The subjects were Japanese adults (six men and six women between 20 and 23 years of age in the case of the human questioner, and four men and four women between 21 and 33 years of age in the case of the android questioner). The subjects to interact with the human questioner were recruited from a university student population and the subjects to interact with the android questioner were recruited from a temporary employment agency. Most of them were unfamiliar with the android. Each subject was asked to read and sign a consent form before the experiment. In order to avoid the subject being asked the same questions, each subject participated in only one case of questioner.

3.2.2. Result

Table 1 shows the average percentage of times that the subjects looked in each eye direction in the case of the human questioner; this has been illustrated by the polar plot in Fig. 6a. In the same manner, Table 2 and Fig. 6b show the results in the case of the android questioner.

Table 1.

Mean and standard deviation of gaze duration (%) in the case of the human questioner (Experiment 1)

Down right Down Down left Right Left Up right Up Up left
Think Mean 5.42 20.0  9.29 11.3 16.2 2.79 2.62 4.96
SD 6.73 17.3 13.1 11.4 17.3 4.36 4.66 6.37
Know Mean 5.96 19.0  2.69  8.25 15.2 1.83 0.752 3.05
SD 6.43 24.8  4.07 14.5 12.8 3.40 1.87 5.76

Figure 6.

Figure 6

Average percentage of duration of gaze in eight averted directions (Experiment 1).

Table 2.

Mean and standard deviation of gaze duration (%) in the case of the android questioner (Experiment 1)

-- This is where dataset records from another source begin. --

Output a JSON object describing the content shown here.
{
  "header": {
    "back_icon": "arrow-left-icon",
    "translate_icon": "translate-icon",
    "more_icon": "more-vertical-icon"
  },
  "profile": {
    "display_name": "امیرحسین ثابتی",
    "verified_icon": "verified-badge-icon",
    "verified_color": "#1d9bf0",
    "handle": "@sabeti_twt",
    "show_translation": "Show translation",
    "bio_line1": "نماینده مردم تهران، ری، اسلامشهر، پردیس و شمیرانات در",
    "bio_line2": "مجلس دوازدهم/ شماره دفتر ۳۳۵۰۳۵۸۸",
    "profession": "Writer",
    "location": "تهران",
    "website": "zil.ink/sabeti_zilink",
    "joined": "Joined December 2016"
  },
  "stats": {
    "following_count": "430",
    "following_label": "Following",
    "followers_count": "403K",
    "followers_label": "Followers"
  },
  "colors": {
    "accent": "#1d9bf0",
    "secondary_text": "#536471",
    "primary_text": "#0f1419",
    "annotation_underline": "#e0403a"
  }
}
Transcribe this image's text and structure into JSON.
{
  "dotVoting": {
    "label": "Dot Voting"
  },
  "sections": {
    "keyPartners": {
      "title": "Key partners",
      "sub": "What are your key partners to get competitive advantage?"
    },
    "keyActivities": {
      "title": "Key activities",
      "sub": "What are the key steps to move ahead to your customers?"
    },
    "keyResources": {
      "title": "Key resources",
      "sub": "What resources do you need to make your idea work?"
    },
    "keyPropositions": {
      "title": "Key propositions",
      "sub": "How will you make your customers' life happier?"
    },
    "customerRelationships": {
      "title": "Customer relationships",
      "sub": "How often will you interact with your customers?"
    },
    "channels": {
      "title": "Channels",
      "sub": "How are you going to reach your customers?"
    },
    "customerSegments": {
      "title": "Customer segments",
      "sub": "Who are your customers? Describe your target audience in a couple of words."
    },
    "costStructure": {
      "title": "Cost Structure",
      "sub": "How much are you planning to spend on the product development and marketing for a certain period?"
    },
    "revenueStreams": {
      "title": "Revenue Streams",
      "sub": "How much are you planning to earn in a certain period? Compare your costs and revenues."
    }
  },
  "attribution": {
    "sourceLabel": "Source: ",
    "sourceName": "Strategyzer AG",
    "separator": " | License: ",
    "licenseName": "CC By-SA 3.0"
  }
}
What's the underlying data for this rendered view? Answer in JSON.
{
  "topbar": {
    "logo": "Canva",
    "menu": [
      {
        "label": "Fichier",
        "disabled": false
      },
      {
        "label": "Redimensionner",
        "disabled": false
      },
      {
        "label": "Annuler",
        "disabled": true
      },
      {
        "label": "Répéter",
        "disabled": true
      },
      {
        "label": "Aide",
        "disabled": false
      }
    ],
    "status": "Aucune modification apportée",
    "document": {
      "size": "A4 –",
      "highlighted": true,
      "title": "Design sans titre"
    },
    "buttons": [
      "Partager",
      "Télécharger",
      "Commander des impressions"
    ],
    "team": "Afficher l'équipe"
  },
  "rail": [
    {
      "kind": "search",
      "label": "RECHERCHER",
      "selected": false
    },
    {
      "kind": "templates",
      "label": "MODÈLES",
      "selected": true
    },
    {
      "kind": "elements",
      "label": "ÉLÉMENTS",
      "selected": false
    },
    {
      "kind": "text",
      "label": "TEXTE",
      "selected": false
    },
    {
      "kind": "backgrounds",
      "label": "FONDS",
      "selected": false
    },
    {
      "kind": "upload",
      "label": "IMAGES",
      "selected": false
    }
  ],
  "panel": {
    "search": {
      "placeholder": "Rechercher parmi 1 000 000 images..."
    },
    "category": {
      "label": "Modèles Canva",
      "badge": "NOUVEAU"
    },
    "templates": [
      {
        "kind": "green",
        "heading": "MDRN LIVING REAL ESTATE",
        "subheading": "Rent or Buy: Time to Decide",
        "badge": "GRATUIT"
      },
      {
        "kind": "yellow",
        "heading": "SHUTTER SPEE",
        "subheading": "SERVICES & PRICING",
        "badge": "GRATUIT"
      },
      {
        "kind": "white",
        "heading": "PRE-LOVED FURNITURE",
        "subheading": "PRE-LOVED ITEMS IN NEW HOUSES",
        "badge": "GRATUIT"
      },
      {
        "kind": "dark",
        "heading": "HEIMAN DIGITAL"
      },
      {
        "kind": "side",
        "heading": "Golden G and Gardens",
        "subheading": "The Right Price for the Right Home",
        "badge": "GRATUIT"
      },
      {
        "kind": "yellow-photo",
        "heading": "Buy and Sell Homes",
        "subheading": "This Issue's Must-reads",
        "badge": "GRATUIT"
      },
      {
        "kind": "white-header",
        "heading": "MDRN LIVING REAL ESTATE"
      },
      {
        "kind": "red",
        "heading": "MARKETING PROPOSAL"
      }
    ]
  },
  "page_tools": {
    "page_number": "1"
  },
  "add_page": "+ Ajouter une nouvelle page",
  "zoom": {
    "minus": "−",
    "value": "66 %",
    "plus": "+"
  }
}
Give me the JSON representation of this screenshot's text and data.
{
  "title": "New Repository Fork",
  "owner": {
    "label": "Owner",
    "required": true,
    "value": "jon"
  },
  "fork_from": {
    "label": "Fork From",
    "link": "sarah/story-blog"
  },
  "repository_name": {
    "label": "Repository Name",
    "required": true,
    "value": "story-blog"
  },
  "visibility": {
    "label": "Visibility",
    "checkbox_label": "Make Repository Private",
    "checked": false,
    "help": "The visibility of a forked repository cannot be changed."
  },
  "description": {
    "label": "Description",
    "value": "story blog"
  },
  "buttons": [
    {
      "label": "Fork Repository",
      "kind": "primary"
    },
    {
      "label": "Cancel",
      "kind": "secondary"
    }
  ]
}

Down right Down Down left Right Left Up right Up Up left
Think Mean 14.1 14.4 7.23 6.87 16.5  8.62 4.42 2.63
SD 13.8 13.9 4.41 7.89 13.3 14.2 5.93 2.26
Know Mean  6.53  7.57 7.87 5.10  7.47  3.73 2.29 2.18
SD  8.26 12.0 9.77 8.47  7.41  8.36 5.73 3.47

In order to examine the effect of the questioner on the duration of breaking eye contact, a repeated measures three-way ANOVA with one between-subject factor (questioner) and two within-subject factors (question type and eye direction) was conducted. There were significant effects of question type (F(1, 18) = 56.8, P < 0.000001), eye direction (F(7, 126) = 4.28, P < 0.0005) and interaction between questioner and question type (F(1, 18) = 6.41, P < 0.05). No simple main effect of questioner was found. In order to examine the interaction effect, repeated measures two-way question type × eye direction ANOVAs were conducted in the case of both questioner. A significant effect of question type was found (F(1, 112) = 5.74, P < 0.05) in the case of the android questioner; however, no significant effect of question type was found in the case of the human questioner.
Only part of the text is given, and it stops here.